Shortly, the Australian Federal Police initiated “Operation Guardian” with the aim of safeguarding both present and past Optus customers from identity theft and financial fraud.
The main focus of the federal police under this operation will be to address the 10,000 records that were compromised and shared on a data breach website earlier in the week.
These records contain sensitive information such as passport details, Medicare information, and driver’s license data.
Australian cybersecurity after Optus cyber attack
After the Optus cyber attack, the federal government decided to reform the cybersecurity of the nation.
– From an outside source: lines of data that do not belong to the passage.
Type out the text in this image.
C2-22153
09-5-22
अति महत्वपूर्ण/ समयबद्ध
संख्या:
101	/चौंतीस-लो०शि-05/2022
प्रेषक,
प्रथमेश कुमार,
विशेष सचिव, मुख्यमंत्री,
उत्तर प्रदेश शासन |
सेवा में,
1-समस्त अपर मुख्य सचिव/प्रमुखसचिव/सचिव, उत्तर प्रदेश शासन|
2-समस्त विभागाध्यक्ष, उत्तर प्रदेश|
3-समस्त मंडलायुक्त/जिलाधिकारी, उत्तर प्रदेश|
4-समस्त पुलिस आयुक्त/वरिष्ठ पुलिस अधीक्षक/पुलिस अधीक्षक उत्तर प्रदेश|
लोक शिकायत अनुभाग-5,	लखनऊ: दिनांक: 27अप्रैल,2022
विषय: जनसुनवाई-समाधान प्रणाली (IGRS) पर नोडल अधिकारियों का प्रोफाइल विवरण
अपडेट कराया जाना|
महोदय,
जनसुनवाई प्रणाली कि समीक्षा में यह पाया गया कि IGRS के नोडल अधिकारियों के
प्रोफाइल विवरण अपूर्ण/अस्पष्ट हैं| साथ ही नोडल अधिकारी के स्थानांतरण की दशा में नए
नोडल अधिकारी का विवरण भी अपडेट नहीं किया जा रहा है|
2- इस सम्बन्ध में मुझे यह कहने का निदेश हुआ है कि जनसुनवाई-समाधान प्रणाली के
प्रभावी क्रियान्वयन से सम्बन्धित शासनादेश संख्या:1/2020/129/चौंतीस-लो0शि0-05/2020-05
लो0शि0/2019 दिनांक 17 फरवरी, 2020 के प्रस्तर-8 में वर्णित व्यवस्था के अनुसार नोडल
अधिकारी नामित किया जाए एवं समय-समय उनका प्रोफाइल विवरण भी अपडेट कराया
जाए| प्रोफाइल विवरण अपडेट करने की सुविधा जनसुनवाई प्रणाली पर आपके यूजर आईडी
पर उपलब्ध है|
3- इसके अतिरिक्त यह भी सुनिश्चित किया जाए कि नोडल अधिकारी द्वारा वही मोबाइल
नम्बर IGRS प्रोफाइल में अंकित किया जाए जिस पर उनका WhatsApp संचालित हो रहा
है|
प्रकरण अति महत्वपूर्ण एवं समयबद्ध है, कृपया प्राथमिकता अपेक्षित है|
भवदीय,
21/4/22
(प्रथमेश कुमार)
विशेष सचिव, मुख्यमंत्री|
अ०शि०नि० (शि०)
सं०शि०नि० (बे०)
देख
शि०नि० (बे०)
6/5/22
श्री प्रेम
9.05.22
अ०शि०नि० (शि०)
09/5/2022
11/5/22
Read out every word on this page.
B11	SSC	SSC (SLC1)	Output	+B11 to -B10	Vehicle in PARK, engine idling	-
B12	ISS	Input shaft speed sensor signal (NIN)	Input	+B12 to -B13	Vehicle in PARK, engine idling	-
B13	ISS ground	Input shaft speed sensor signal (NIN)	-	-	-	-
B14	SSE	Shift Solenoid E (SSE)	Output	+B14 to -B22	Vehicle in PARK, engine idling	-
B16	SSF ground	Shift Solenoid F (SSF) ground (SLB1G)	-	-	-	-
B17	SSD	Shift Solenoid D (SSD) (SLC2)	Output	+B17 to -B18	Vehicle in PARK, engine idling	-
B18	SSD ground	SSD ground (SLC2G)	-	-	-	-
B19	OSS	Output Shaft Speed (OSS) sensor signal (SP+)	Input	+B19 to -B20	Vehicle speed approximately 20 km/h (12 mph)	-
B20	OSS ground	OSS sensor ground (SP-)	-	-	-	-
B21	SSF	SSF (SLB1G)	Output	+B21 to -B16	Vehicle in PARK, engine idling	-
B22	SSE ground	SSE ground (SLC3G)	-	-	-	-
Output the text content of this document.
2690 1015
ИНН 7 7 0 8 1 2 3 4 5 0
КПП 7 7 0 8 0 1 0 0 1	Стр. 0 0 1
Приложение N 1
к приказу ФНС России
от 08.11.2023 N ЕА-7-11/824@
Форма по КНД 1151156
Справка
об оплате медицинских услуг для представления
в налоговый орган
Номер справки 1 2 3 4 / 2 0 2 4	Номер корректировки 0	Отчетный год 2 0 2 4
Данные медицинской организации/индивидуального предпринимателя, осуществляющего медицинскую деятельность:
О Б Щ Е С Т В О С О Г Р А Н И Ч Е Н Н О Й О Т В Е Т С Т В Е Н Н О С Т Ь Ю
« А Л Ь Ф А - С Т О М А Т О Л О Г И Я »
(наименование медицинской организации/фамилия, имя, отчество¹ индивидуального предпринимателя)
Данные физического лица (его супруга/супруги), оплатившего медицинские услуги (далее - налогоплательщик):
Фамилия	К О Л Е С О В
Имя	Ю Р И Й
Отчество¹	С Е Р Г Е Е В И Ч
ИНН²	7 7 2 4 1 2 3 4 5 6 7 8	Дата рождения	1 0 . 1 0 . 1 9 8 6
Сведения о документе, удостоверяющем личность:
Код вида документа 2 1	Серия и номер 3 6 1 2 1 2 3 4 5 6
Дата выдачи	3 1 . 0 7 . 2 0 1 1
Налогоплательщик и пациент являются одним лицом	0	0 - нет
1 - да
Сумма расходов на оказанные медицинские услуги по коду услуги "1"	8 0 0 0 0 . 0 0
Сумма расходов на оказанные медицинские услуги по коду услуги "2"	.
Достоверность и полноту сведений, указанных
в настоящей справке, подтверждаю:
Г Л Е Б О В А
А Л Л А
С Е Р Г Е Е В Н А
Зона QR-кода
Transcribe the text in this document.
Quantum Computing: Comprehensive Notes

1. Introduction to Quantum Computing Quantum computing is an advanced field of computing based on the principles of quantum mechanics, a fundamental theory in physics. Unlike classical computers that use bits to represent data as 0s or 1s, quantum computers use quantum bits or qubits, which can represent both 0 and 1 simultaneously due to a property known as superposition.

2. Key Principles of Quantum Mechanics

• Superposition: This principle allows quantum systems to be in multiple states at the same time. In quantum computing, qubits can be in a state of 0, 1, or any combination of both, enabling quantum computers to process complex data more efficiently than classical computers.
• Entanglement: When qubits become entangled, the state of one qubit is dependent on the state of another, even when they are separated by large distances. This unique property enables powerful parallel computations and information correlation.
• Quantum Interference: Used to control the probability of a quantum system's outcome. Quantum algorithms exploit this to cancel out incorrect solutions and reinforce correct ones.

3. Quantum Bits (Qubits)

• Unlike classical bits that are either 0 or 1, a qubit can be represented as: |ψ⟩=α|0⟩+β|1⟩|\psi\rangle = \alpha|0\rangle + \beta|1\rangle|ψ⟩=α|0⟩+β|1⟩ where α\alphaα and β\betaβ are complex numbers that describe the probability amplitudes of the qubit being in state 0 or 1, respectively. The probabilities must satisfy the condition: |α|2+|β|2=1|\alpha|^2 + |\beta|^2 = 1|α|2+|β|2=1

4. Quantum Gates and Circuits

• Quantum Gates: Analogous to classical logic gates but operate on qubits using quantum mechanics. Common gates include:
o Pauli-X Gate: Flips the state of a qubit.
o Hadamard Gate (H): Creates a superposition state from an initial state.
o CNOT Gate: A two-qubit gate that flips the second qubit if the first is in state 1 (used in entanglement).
It was decided that banks would be informed after data breaches in the corporate world.
Australia’s Prime Minister Anthony Albanese was found saying on a local radio that the Optus hacking was a huge wake-up call. They felt the need to initiate reforms in communication at financial institutions about cyber attacks.
Australia’s Minister of Home Affairs Clare O’Neil met the Australian Signals Directorate and the Cyber Security Center to discuss the Optus data breach.
“I will have much more to say in coming days about the Optus cyber attack and what steps need to be taken in the future,” Clare said in a tweet.
Driver’s license issued to victims of Optus data leak
The Australian telecommunication spokesperson announced that the government was tracking the license holders who were affected by the Optus cyber attack.
In October 2022, Victorian license holders were assured that they would be issued new cards by the end of the year.
The Roads Corporation of Victoria VicRoads announced that the victims of the Optus data leak would be issued cards with an extra security number. The security codes secured the new cards similar to bank cards.
Australia Privacy Penalty Bill 2022
On November 9, 2022, the Albanese government passed the Privacy Penalty Bill which increased the penalties for severe and repeated privacy breaches on companies. The maximum penalty was increased from $2.22 million to either of the following –
- $50 million
- Three times the value of benefit gained after exposing the data
- 30% of the company’s turnover
In February this year, an Australian scammer was nabbed and sentenced to 18 months in prison for misusing customer information from Optus data leak.